At the annual meeting of the UN informal consultations on oceans and the law of the sea, Sam Johnston, a senior researcher at UN University, told participants that the current lack of clear rules was slowing down research and use of such resources. It created uncertainty for industry, hampered information exchange among scientists and held back government efforts to negotiate arrangements on sharing the benefits deriving from such resources.

Lisa Speer, of the Natural Resources Defence Council, said the legal system has fallen behind managing areas beyond national jurisdiction and called for a new implementing agreement of the UN Convention on the Law of the Sea on the management of genetic resources in these areas.

Timothy Hodges, Co-Chair of the Convention on Biological Diversity’s Working Group on Access and Benefit-Sharing, said the institutional framework for marine biodiversity beyond national jurisdiction was poorly understood and governance structures were under debate.

There was a high potential of monetary and non-monetary wealth to be derived from such resources and the outcome could be “a win-win situation,” he said, especially if the capacity-building needs of indigenous and coastal communities were met and their knowledge was recognized.

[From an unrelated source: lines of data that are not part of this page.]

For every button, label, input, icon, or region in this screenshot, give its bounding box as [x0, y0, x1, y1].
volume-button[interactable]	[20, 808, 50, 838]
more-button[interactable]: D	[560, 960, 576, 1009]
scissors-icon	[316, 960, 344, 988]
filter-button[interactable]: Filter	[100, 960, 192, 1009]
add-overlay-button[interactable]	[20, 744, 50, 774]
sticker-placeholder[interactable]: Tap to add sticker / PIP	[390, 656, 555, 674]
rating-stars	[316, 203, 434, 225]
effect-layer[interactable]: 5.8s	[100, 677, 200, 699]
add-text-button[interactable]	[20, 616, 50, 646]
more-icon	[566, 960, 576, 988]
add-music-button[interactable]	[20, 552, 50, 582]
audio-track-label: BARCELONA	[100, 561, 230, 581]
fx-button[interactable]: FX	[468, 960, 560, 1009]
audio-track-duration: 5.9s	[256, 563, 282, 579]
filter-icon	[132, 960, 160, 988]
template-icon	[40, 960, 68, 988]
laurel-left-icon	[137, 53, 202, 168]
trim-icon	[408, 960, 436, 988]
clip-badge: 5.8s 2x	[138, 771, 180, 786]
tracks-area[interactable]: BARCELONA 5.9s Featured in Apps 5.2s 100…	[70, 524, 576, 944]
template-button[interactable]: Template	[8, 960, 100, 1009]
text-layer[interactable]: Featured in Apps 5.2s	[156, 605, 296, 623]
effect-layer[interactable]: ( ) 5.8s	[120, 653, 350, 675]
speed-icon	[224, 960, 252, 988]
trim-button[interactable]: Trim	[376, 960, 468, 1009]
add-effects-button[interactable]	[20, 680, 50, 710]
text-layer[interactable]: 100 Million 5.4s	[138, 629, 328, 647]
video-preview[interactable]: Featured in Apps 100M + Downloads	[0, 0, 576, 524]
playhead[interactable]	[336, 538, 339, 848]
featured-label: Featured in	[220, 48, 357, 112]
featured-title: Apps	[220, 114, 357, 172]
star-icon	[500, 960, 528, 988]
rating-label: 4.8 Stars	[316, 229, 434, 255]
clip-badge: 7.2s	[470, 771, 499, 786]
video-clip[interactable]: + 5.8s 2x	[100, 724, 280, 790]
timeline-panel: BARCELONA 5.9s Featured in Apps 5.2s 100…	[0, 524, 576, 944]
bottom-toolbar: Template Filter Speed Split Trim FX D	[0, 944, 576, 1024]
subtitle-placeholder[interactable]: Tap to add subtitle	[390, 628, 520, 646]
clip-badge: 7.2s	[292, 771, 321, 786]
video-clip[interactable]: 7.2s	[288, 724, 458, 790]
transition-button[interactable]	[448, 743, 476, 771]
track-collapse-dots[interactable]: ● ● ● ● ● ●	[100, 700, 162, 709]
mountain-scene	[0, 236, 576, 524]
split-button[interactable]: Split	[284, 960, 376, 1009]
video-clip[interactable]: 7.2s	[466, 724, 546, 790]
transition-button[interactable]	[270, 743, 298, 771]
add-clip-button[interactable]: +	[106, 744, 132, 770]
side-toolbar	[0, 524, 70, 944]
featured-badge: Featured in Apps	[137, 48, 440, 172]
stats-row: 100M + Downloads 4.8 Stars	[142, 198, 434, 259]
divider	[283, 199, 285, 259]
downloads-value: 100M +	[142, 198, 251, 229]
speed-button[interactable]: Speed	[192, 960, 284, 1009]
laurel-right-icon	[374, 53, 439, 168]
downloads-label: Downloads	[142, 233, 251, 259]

Philippines’ delegate Emma Sarne said that while bioprospecting – or research and development related to marine genetic resources – for academic research was beneficial, if the materials were subsequently patented to foreign investors, the country of origin could lose control over its own marine genetic resources.

The experts recommended regulations that are practical and enforceable, set out liabilities and responsibilities among all interested parties, allow work to proceed and encourage collaboration. The goal should be to facilitate access and to ensure legal certainty for scientists and bioprospectors, while retaining coastal state involvement.

The informal consultations will conclude tomorrow, with the expected adoption of agreed elements feeding into the General Assembly’s resolution on the law of the sea and sustainable fisheries.